Questionado se os três anos de espera fizeram com que seu olhar sobre a história mudasse, Belmonte foi direto. "Sempre que se envelhece você larga mão de algumas idiossincrasias. Talvez largasse algo de estilo, fosse menos incisivo em certas coisas. Revi o filme há pouco tempo e talvez até o fizesse hoje de forma diferente, mas achei ainda muito pertinente. Quando revejo um filme que fiz trago de volta a experiência do set de filmagens e isso neutraliza qualquer idiossincrasia. São detalhes apenas."
ACASO
"A gente não percebe, mas a vida é um turbilhão permanente. A gente procura uma zona de conforto sempre, esta é a dinâmica da vida. Fico muito interessado que o cinema traga isso, trazer este caos para a narrativa é importante. O cinema que é muito certo, bem acabado, organizado não me interessa", afirmou o diretor José Eduardo Belmonte.
CINEMA DE GUERRILHA
"Acho que é muito importante conciliar a carreira entre filmes grandes e pequenos. Nos pequenos é possível abrir portas e revelar muita coisa. Há uma verdade que apenas os filmes pequenos podem ter, seja no processo de filmagem, de atuação ou na história. Tenho planos de voltar a fazer um filme de guerrilha depois de The Billi Pig, acho importante conciliar estas duas formas de fazer cinema", declarou Belmonte. O diretor iniciará em 2011 as filmagens de The Billi Pig, comédia que terá Selton Mello e Grazi Massafera como protagonistas.
CINEMA COMERCIAL
Belmonte afirma que é necessário fazer cinema comercial no Brasil. "É importante para consolidar a carreira e ocupar espaço. Sou curioso também, tenho vontade de saber como é fazer um filme de grande alcance. Já sei como é o outro lado. Hoje em dia ou você é muito pequeno ou é muito grande, o filme médio está morrendo. Então é importante colocar o pé entre os filmes grandes e vivenciar isto também."

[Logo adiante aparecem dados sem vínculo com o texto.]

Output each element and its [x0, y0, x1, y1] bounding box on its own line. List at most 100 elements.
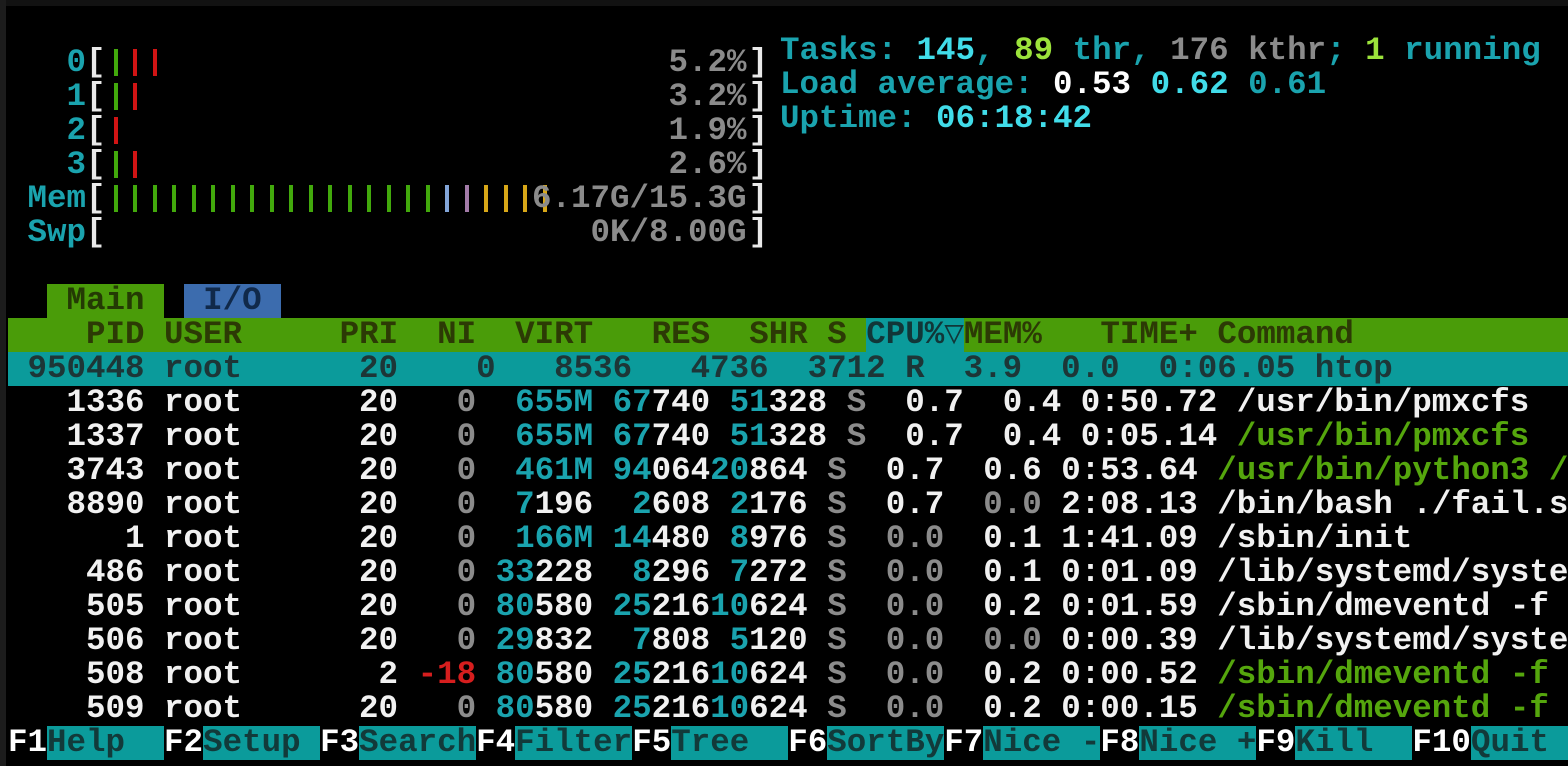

A citação a Tropa de Elite fez com que Milhem Cortaz lembrasse que o filme não nasceu com esta intenção. "Ele começou como um filme pequeno. O primeiro Tropa não foi feito pensando em grande público e esta repercussão que teve. Acho importante almejar chegar ao cinema comercial, mas sem perder sua linha artística. Acho importante o Zé fazer isto, as pessoas precisam conhecer o trabalho dele. Ele tem feito um caminho muito sólido, experimentou suas qualidades em cada filme que fez."
Milhem Cortaz lembrou que ele próprio também buscou o cinema comercial ultimamente. "Fiz Assalto ao Banco Central e Lula, que tem uma verdade mais próxima do que é a arte para mim. Havia uma busca pela criação, com o envolvimento de todos. E tinha os Barretos, que tinha uma imensa curiosidade de conhecer. Eles podem ser os barões, o coronelismo do nosso cinema, mas se a gente está aqui é porque eles lutaram muito. Daí fui para Assalto, que para mim é um completo blockbuster. Um filme de ação, com romance, feito pela Total Film, que está acostumada com filmes populares. Queria muito participar para entender como era isto tudo. O Marcos Paulo (diretor) e a Total me cercaram com profissionais que me deixaram muito à vontade, para que pudesse experimentar esta falta de necessidade com a verdade. É muito mais uma sugestão de tudo, um entretenimento, do que mostrar a realidade do país."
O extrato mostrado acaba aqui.